トランスポーター3 アンリミテッド - 小梶勝男

◆いつもながらの車、格闘アクション、美女の3点セット(67点)

 プロの運び屋フランクを主人公にした「トランスポーター」シリーズの第3弾。製作・脚本を兼ねるリュック・ベッソンが大好きな「車、格闘アクション、美女」の3点セットがいつも通りきっちりと揃っている。

今回、フランクは自分の運転する愛車アウディから20メートル離れると爆発するブレスレッドをつけられ、嫌々ながら、赤毛の美女を運ばされる。美女の腕にも同じブレスレッド。2人で依頼者が指示するままに、ヨーロッパを疾走させられる。

 前2作と比べ、とにかく派手になった。ブレスレッドを着けたまま車を奪われたフランクは、自転車で必死に追いかける。「近道」するために他人の部屋の中を通り、屋根から屋根へジャンプ。あり得ないアクションを平気で見せる。そして、見どころの一つでもある「ワイシャツ・ストリップ・アクション」。ワイシャツを脱ぎつつ格闘し、ワイシャツを使って敵の手を縛ったり、動きを封じ込めたりするのである。

その姿は「カッコいい」という表現から少しずれている。アクションは凄いのだが、凄すぎて笑ってしまうのだ。
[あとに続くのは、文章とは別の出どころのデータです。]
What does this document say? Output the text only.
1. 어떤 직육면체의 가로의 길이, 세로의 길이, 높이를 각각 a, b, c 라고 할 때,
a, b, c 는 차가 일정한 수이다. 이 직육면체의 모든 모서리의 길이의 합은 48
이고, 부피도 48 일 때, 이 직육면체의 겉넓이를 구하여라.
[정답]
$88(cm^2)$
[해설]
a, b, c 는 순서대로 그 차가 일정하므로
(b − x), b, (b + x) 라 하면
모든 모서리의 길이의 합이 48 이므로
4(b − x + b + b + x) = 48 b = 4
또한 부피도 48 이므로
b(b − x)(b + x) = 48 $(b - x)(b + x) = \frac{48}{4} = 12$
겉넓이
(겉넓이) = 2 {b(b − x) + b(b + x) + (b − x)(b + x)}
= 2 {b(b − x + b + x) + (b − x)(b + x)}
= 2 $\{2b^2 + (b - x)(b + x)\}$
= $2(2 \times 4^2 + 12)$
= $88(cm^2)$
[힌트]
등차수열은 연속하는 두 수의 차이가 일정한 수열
 そういう映画を「バカバカしくてカッコいい」という意味で「バカカッコいい」と呼んでいる。あくまでも「カッコいい」のが基本だ。千葉真一の「殺人拳」シリーズや、「DOA/デッド・オア・アライブ」などを思い浮かべてほしい。

 そんなバカカッコよさが、実に楽しい。主演のジェイスン・ステイサムの表情がクールであればあるほど、可笑しくなってくる。
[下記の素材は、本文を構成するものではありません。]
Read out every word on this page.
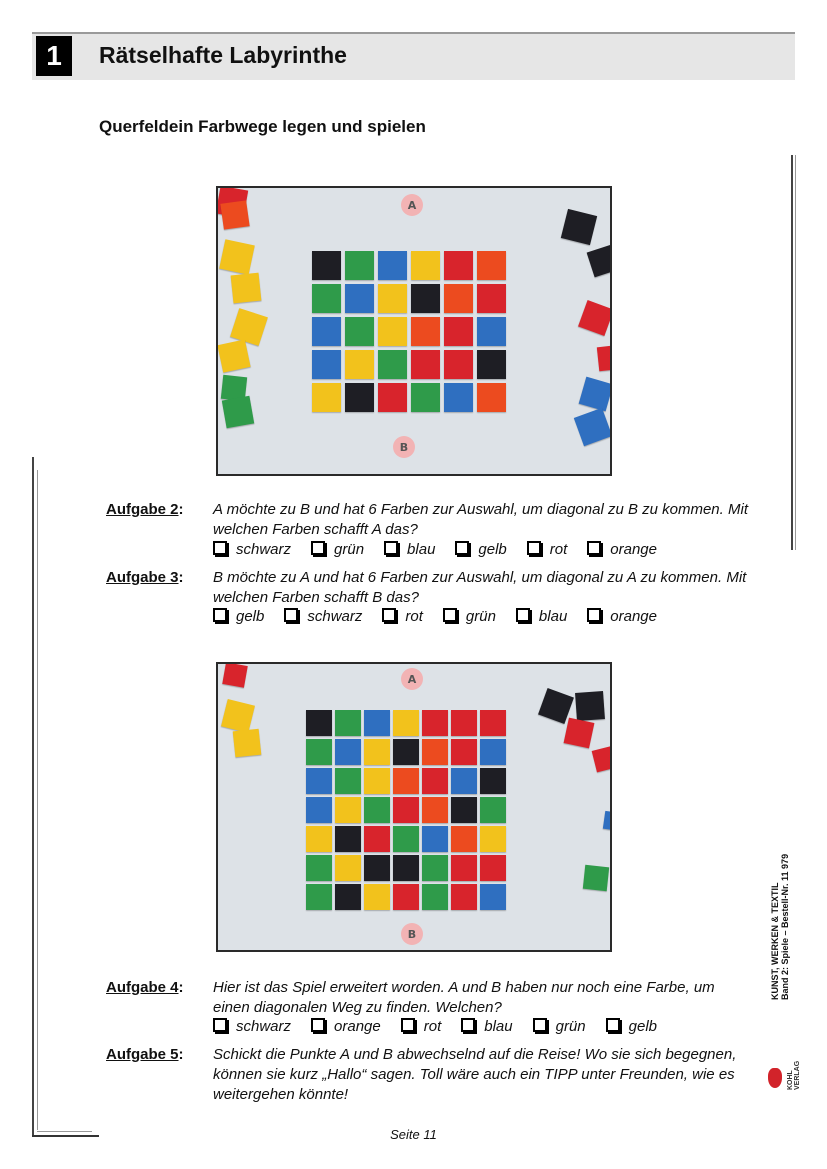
1	Rätselhafte Labyrinthe
Querfeldein Farbwege legen und spielen
A
B
Aufgabe 2: A möchte zu B und hat 6 Farben zur Auswahl, um diagonal zu B zu kommen. Mit welchen Farben schafft A das?
schwarz	grün	blau	gelb	rot	orange
Aufgabe 3: B möchte zu A und hat 6 Farben zur Auswahl, um diagonal zu A zu kommen. Mit welchen Farben schafft B das?
gelb	schwarz	rot	grün	blau	orange
A
B
Aufgabe 4: Hier ist das Spiel erweitert worden. A und B haben nur noch eine Farbe, um einen diagonalen Weg zu finden. Welchen?
schwarz	orange	rot	blau	grün	gelb
Aufgabe 5: Schickt die Punkte A und B abwechselnd auf die Reise! Wo sie sich begegnen, können sie kurz „Hallo“ sagen. Toll wäre auch ein TIPP unter Freunden, wie es weitergehen könnte!
Seite 11
KUNST, WERKEN & TEXTIL Band 2: Spiele – Bestell-Nr. 11 979
KOHL VERLAG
 ただし、今回の美女、ナターリア・ルダコワは余り好みではなかった。また、トレーラー2台にはさまれながら方輪走行したり、列車に向かって飛び込んだり、カー・アクションは派手なのだが、荒唐無稽でリアルな迫力が感じられない。肉体を使ったアクションの場合、どんなに非現実的でも凄さは伝わってくるのだが、車の場合は現実の感覚から余りに離れると、アクションの緊張感がなくなってしまう。